Postby WaltP » Sat Feb 27, 2010 4:30 pm

I'm not sure what the hubbub is about Wikipedia. Martin's error "was corrected in a matter of hours." If a well researched book somehow had that same error, when would it have been corrected? We all know research books contain some errors. That's how many errors are spread -- original erroneous statements are printed, which makes them true somehow. At least with Wikipedia the errors known errors are corrected quickly. In the case of vandalism, there seems to be a small window of time for erroneous information to be seen.

As an example, in Jay Hickerson's "Ultimate History", how many entries have been corrected over time from erroneous information? How long was that incorrect information circulated? And if you didn't update your copy with the incremental updates or get the "new Revised" edition, isn't that error still being propagated?

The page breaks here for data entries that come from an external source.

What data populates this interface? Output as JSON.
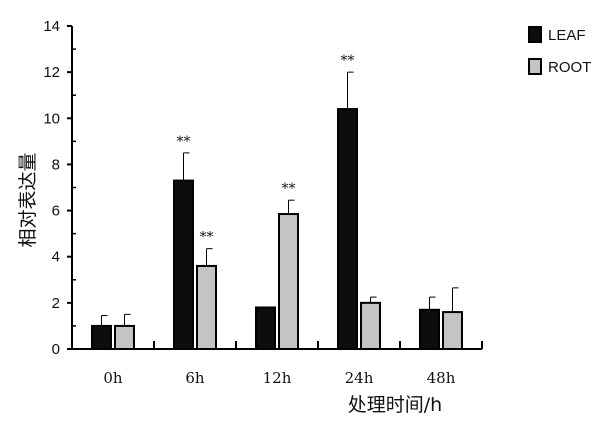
{
  "chart_data": {
    "type": "bar",
    "categories": [
      "0h",
      "6h",
      "12h",
      "24h",
      "48h"
    ],
    "series": [
      {
        "name": "LEAF",
        "color": "#0d0d0d",
        "values": [
          1.0,
          7.3,
          1.8,
          10.4,
          1.7
        ],
        "errors": [
          0.45,
          1.2,
          0.0,
          1.6,
          0.55
        ],
        "annotations": [
          "",
          "**",
          "",
          "**",
          ""
        ]
      },
      {
        "name": "ROOT",
        "color": "#c4c4c4",
        "values": [
          1.0,
          3.6,
          5.85,
          2.0,
          1.6
        ],
        "errors": [
          0.5,
          0.75,
          0.6,
          0.25,
          1.05
        ],
        "annotations": [
          "",
          "**",
          "**",
          "",
          ""
        ]
      }
    ],
    "title": "",
    "xlabel": "处理时间/h",
    "ylabel": "相对表达量",
    "ylim": [
      0,
      14
    ],
    "yticks": [
      0,
      2,
      4,
      6,
      8,
      10,
      12,
      14
    ],
    "grid": false,
    "legend": "top-right"
  }
}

Wiki also allows new information to be disseminated quickly. I had new information for the War of the Worlds entry and was able to add it. Who knows when, or even if, some book gets published with that information? If we waited for "the book", did the author even ran across some obscure piece of info because he just didn't ask the right question? And when is the book going to be published? And how many copies are sold/read?

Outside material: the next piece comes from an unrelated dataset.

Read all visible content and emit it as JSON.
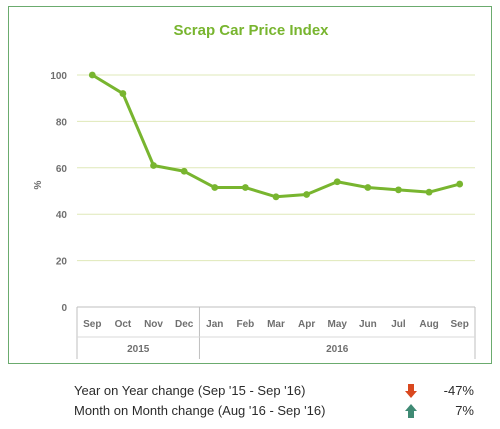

I'm not saying Wiki should be seen as the last word by any means, but I'm not sure it deserves the bad rap just because it's open source. After all, Windows is closed source and is always being corrected because of design flaws, attacked by viruses, etc. If a vandal inside the company adds bad code on purpose, there's a good chance it will get shipped. Linux on the other hand is open source. What's the Linux/Windows virus ratio? Why does Linux seem to be more stable? Because bad code is weeded out much more quickly because of many eyes watching the process.